Mardi 9 Octobre 2012



Ingénieur agronome, Raphaël Jozan a été conseillé de Vera Kobalia, l'actuelle ministre de l'Économie et du Développement de Géorgie. Titulaire de deux thèses de doctorat, l'une en sociologie et l'autre en gestion des ressources hydriques dans l'espace asiatique postsoviétique, ce jeune expert français a par ailleurs reçu du journal Le monde le prix de la recherche universitaire pour sa dernière publication. Les débordements de la mer d'Aral – Une sociologie de la guerre de l'eau(1) se présente ainsi comme un ouvrage éclectique et très documenté sur un sujet qui ne peut à l'avenir qu'être de plus en plus débattu.
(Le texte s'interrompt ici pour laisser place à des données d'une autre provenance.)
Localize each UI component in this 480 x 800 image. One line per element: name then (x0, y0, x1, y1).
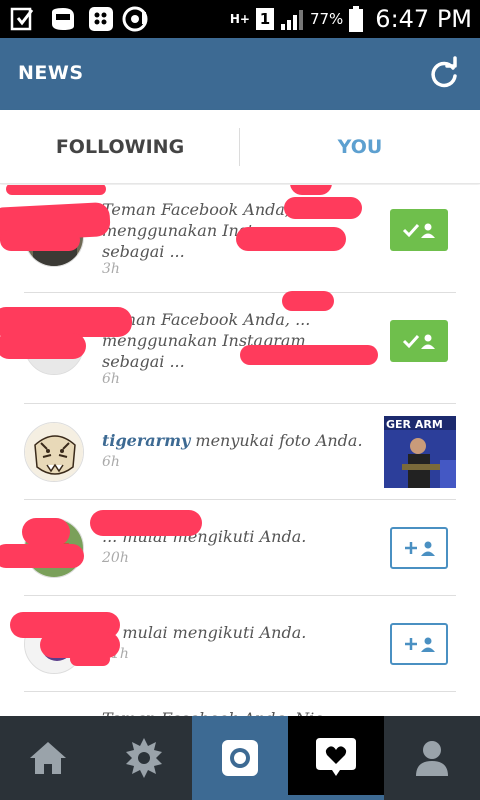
item-time: 20h (102, 550, 129, 566)
redaction-mark (284, 197, 362, 219)
add-user-icon (405, 541, 435, 556)
redaction-mark (0, 333, 86, 359)
follow-button[interactable] (390, 527, 448, 569)
following-button[interactable] (390, 209, 448, 251)
download-icon (10, 7, 34, 31)
tiger-avatar-icon (25, 423, 83, 481)
explore-icon (126, 738, 162, 778)
item-text: tigerarmy menyukai foto Anda. (102, 430, 372, 451)
profile-icon (416, 741, 448, 776)
follow-button[interactable] (390, 623, 448, 665)
status-indicators: H+ 1 77% 6:47 PM (230, 4, 472, 34)
network-type: H+ (229, 12, 250, 26)
page-title: NEWS (18, 62, 84, 84)
chat-icon (52, 8, 74, 30)
bottom-nav (0, 716, 480, 800)
nav-home[interactable] (0, 716, 96, 800)
battery-percent: 77% (309, 10, 344, 28)
avatar (24, 422, 84, 482)
redaction-mark (22, 518, 70, 546)
item-text: Teman Facebook Anda, Nic (102, 708, 372, 716)
item-time: 6h (102, 454, 120, 470)
nav-camera[interactable] (192, 716, 288, 800)
tab-bar: FOLLOWING YOU (0, 110, 480, 184)
list-item[interactable]: Teman Facebook Anda, ... menggunakan Ins… (0, 291, 480, 404)
status-bar: H+ 1 77% 6:47 PM (0, 0, 480, 38)
liked-photo-thumbnail[interactable]: GER ARM (384, 416, 456, 488)
list-item[interactable]: Teman Facebook Anda, ... menggunakan Ins… (0, 185, 480, 293)
bbm-icon (89, 7, 113, 31)
clock: 6:47 PM (375, 5, 472, 33)
item-time: 6h (102, 371, 120, 387)
message-icon (122, 6, 148, 32)
redaction-mark (70, 652, 110, 666)
tab-you[interactable]: YOU (240, 110, 480, 184)
list-item[interactable]: ... mulai mengikuti Anda. 20h (0, 500, 480, 596)
add-user-icon (405, 637, 435, 652)
signal-icon (280, 10, 303, 30)
news-feed[interactable]: Teman Facebook Anda, ... menggunakan Ins… (0, 185, 480, 716)
redaction-mark (282, 291, 334, 311)
following-check-icon (402, 334, 435, 349)
home-icon (30, 742, 66, 774)
list-item[interactable]: ... mulai mengikuti Anda. 21h (0, 596, 480, 692)
nav-explore[interactable] (96, 716, 192, 800)
battery-icon (349, 6, 364, 32)
redaction-mark (0, 229, 80, 251)
redaction-mark (0, 544, 84, 568)
app-header: NEWS (0, 38, 480, 110)
item-action-text: menyukai foto Anda. (195, 431, 363, 450)
thumbnail-caption: GER ARM (386, 418, 443, 431)
following-check-icon (402, 223, 435, 238)
redaction-mark (90, 510, 202, 536)
redaction-mark (290, 185, 332, 195)
nav-activity[interactable] (288, 716, 384, 800)
camera-icon (222, 740, 258, 776)
tab-following[interactable]: FOLLOWING (0, 110, 240, 184)
following-button[interactable] (390, 320, 448, 362)
item-time: 3h (102, 261, 120, 277)
redaction-mark (240, 345, 378, 365)
refresh-icon[interactable] (426, 56, 462, 92)
item-text: ... mulai mengikuti Anda. (102, 623, 307, 642)
redaction-mark (236, 227, 346, 251)
list-item[interactable]: Teman Facebook Anda, Nic (0, 692, 480, 716)
list-item[interactable]: tigerarmy menyukai foto Anda. 6h GER ARM (0, 404, 480, 500)
username-link[interactable]: tigerarmy (102, 431, 190, 450)
activity-icon (316, 737, 356, 776)
nav-profile[interactable] (384, 716, 480, 800)
sim-indicator: 1 (255, 8, 274, 30)
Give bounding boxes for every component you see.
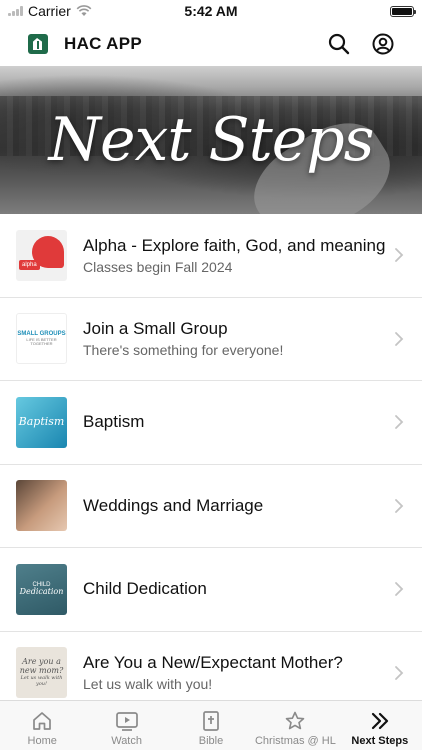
hero-banner: Next Steps [0, 66, 422, 214]
chevron-right-icon [395, 415, 404, 430]
chevron-right-icon [395, 331, 404, 346]
app-header: HAC APP [0, 22, 422, 66]
list-item-child-dedication[interactable]: CHILD Dedication Child Dedication [0, 548, 422, 632]
small-groups-thumbnail: SMALL GROUPS LIFE IS BETTER TOGETHER [16, 313, 67, 365]
play-icon [115, 712, 138, 731]
app-logo-icon [28, 34, 48, 54]
bible-icon [203, 711, 219, 731]
search-icon[interactable] [328, 33, 350, 55]
list-item-baptism[interactable]: Baptism Baptism [0, 381, 422, 465]
home-icon [33, 712, 52, 730]
double-chevron-icon [371, 712, 388, 730]
star-icon [286, 711, 305, 730]
item-title: Alpha - Explore faith, God, and meaning [83, 235, 386, 255]
battery-icon [390, 5, 416, 17]
chevron-right-icon [395, 248, 404, 263]
tab-watch[interactable]: Watch [84, 701, 168, 750]
item-title: Join a Small Group [83, 319, 228, 339]
header-actions [328, 33, 394, 55]
tab-home[interactable]: Home [0, 701, 84, 750]
status-time: 5:42 AM [184, 3, 238, 19]
hero-title: Next Steps [48, 105, 375, 175]
item-title: Child Dedication [83, 579, 207, 599]
list-item-small-group[interactable]: SMALL GROUPS LIFE IS BETTER TOGETHER Joi… [0, 298, 422, 381]
signal-icon [8, 6, 23, 16]
tab-christmas[interactable]: Christmas @ HL [253, 701, 337, 750]
item-title: Weddings and Marriage [83, 495, 264, 515]
tab-bible[interactable]: Bible [169, 701, 253, 750]
alpha-thumbnail: alpha [16, 229, 67, 281]
item-subtitle: Let us walk with you! [83, 676, 213, 693]
item-subtitle: Classes begin Fall 2024 [83, 258, 233, 275]
weddings-thumbnail [16, 480, 67, 532]
tab-bar: Home Watch Bible Christmas @ HL Next Ste… [0, 700, 422, 750]
baptism-thumbnail: Baptism [16, 396, 67, 448]
tab-next-steps[interactable]: Next Steps [338, 701, 422, 750]
wifi-icon [76, 5, 92, 16]
status-bar: Carrier 5:42 AM [0, 0, 422, 22]
item-title: Baptism [83, 412, 145, 432]
chevron-right-icon [395, 582, 404, 597]
status-left: Carrier [8, 3, 92, 19]
app-title: HAC APP [64, 34, 142, 53]
next-steps-list: alpha Alpha - Explore faith, God, and me… [0, 214, 422, 700]
item-title: Are You a New/Expectant Mother? [83, 653, 343, 673]
carrier-label: Carrier [28, 3, 71, 19]
list-item-new-mother[interactable]: Are you a new mom? Let us walk with you!… [0, 632, 422, 701]
list-item-weddings[interactable]: Weddings and Marriage [0, 465, 422, 548]
new-mother-thumbnail: Are you a new mom? Let us walk with you! [16, 647, 67, 699]
item-subtitle: There's something for everyone! [83, 342, 284, 359]
chevron-right-icon [395, 665, 404, 680]
account-icon[interactable] [372, 33, 394, 55]
chevron-right-icon [395, 498, 404, 513]
child-dedication-thumbnail: CHILD Dedication [16, 563, 67, 615]
list-item-alpha[interactable]: alpha Alpha - Explore faith, God, and me… [0, 214, 422, 298]
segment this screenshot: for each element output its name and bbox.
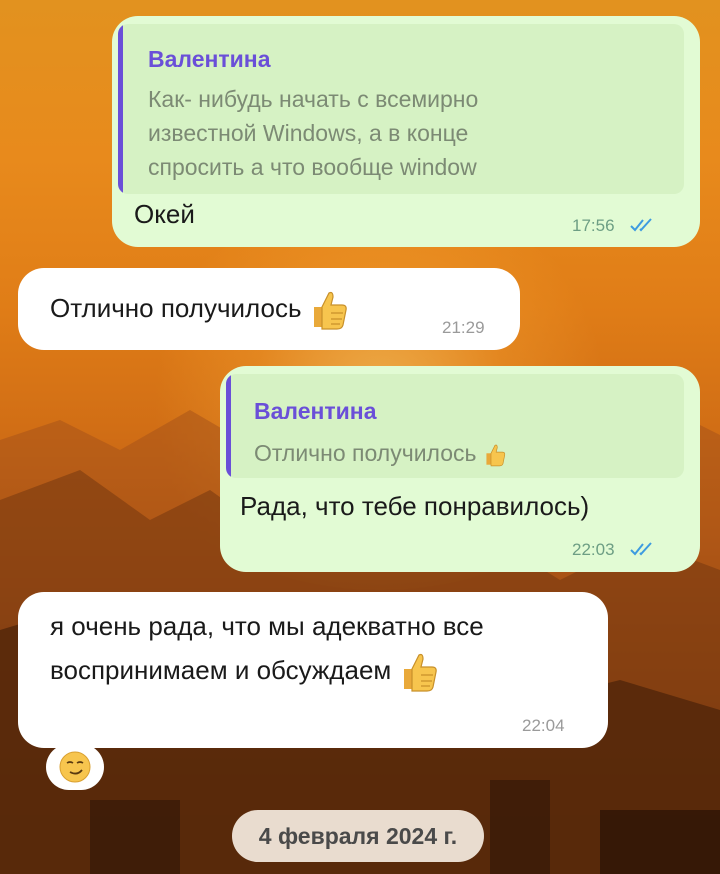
message-incoming-2[interactable]: я очень рада, что мы адекватно все воспр… — [18, 592, 608, 748]
message-text-line: я очень рада, что мы адекватно все — [50, 611, 484, 641]
message-time: 22:03 — [572, 540, 615, 559]
message-text: Отлично получилось — [50, 293, 302, 323]
reply-accent-bar — [226, 374, 231, 478]
thumbs-up-icon — [313, 292, 347, 330]
double-check-icon — [630, 542, 652, 556]
reply-quote[interactable]: Валентина Как- нибудь начать с всемирно … — [118, 24, 684, 194]
reply-text-line: Отлично получилось — [254, 436, 507, 470]
reply-text: Отлично получилось — [254, 440, 477, 466]
reply-text-line: Как- нибудь начать с всемирно — [148, 86, 479, 112]
reply-accent-bar — [118, 24, 123, 194]
reply-author: Валентина — [148, 46, 271, 72]
message-text-line: воспринимаем и обсуждаем — [50, 655, 392, 685]
message-text: Рада, что тебе понравилось) — [240, 491, 590, 521]
reply-text-line: известной Windows, а в конце — [148, 120, 469, 146]
double-check-icon — [630, 218, 652, 232]
reply-author: Валентина — [254, 398, 377, 424]
message-time: 21:29 — [442, 318, 485, 337]
message-outgoing-1[interactable]: Валентина Как- нибудь начать с всемирно … — [112, 16, 700, 247]
message-incoming-1[interactable]: Отлично получилось 21:29 — [18, 268, 520, 350]
reply-text-line: спросить а что вообще window — [148, 154, 477, 180]
smirking-face-icon — [59, 751, 91, 783]
message-time: 22:04 — [522, 716, 565, 735]
message-text-row: Отлично получилось — [50, 286, 349, 331]
reply-quote[interactable]: Валентина Отлично получилось — [226, 374, 684, 478]
message-time: 17:56 — [572, 216, 615, 235]
message-text-row: воспринимаем и обсуждаем — [50, 648, 439, 693]
message-outgoing-2[interactable]: Валентина Отлично получилось Рада, что т… — [220, 366, 700, 572]
thumbs-up-icon — [486, 444, 506, 467]
thumbs-up-icon — [403, 654, 437, 692]
message-text: Окей — [134, 199, 195, 229]
date-separator: 4 февраля 2024 г. — [232, 810, 484, 862]
message-reaction[interactable] — [46, 744, 104, 790]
L'Ouzbékistan : un pays coupable de sa consommation d'eau ?
Dans son livre paru au printemps 2012, Raphaël Jozan  s'attaque à une problématique fondamentale pour l'avenir de l'homme, le partage de l'eau, ainsi qu'à un mythe, celui de son insuffisance dans les anciennes républiques soviétiques d'Asie centrale. L'auteur concentre son étude sur la région du bassin de la mer d'Aral. Il brasse un tableau très nuancé de cette zone traditionnellement décrite comme une asséchée par la mauvaise gestion des ressources hydrique et la désertification inexorable de ses terres.
 
La problématique hydrique en mer d'Aral revêt une dimension géopolitique largement relayée par les experts internationaux : des pays positionnés en amont des cours d'eau, tels que le Kirghizstan, bénéficient d'un accès privilégié aux ressources en eau et déploieraient une gestion plus efficace que certains pays situés en aval. En dépit d'un traité international sur l'eau datant de 1998, l'Ouzbékistan exportateur de coton se trouverait ainsi encore aujourd'hui en situation de grande dépendance à l'égard de son voisin kirghize qui contrôle l'écoulement de l'eau dans le bassin d'Aral. Ainsi contraint de puiser toujours plus dans ses ressources propres, l'Ouzbékistan et ses besoins en eau seraient donc à l'origine de l'assèchement de la Mer d'Aral, dont la superficie a par ailleurs reculé de moitié entre 1960 et 2000.
 
Dénonçant un distinguo infondé entre les bons et les mauvais élèves de l'Asie centrale, Raphaël Jozan démontre, chiffres à l'appui, que les fondements mêmes de cette analyse sont erronés. L'auteur compare en effet les statistiques officielles habituellement utilisées dans la conception de modèle de développement et de gestion de l'eau dans cette région avec le résultat de ses propres enquêtes. Il révèle ainsi des fossés considérables entre la réalité des experts et celle du terrain : l'auteur rapporte ainsi l'existence d'importante ressource en eau non répertoriées, la moitié de la production cotonnière kirghize serait issue de la contrebande en provenance d'Ouzbékistan, une part significative des cultures agricoles de ce pays ne serait également absente des registres officiels.
 
Pour Raphaël Jozan, les problèmes de gestion de l'eau dans la région de la mer d'Aral sont donc beaucoup plus complexes que ce que les chiffres officiels ne le laissent penser. Le chercheur met ainsi en garde contre ce « gospel de la pénurie » chanté dans la région par les autorités locales à l'insu d'experts internationaux qui se bornent à travailler à partir des informations que l'on a bien voulu leur donner. En conclusion d'une étude à la croisée de l'ingénierie et de la sociologie, Raphaël Jozan n'hésite pas à affirmer que les tensions régionales au sujet des ressources hydriques sont entretenues par le déploiement de politique de gestion fondamentalement biaisée. À en croire l'exemple ici développé, les origines potentielles de la « guerre de l'eau » ont toutes les chances d'être administratives avant même d'être écologiques.
 

 

 (1) JOZAN, R., Les débordements de la mer d'Aral – Une sociologie de la guerre de l'eau, PUF, 2012, 240pp..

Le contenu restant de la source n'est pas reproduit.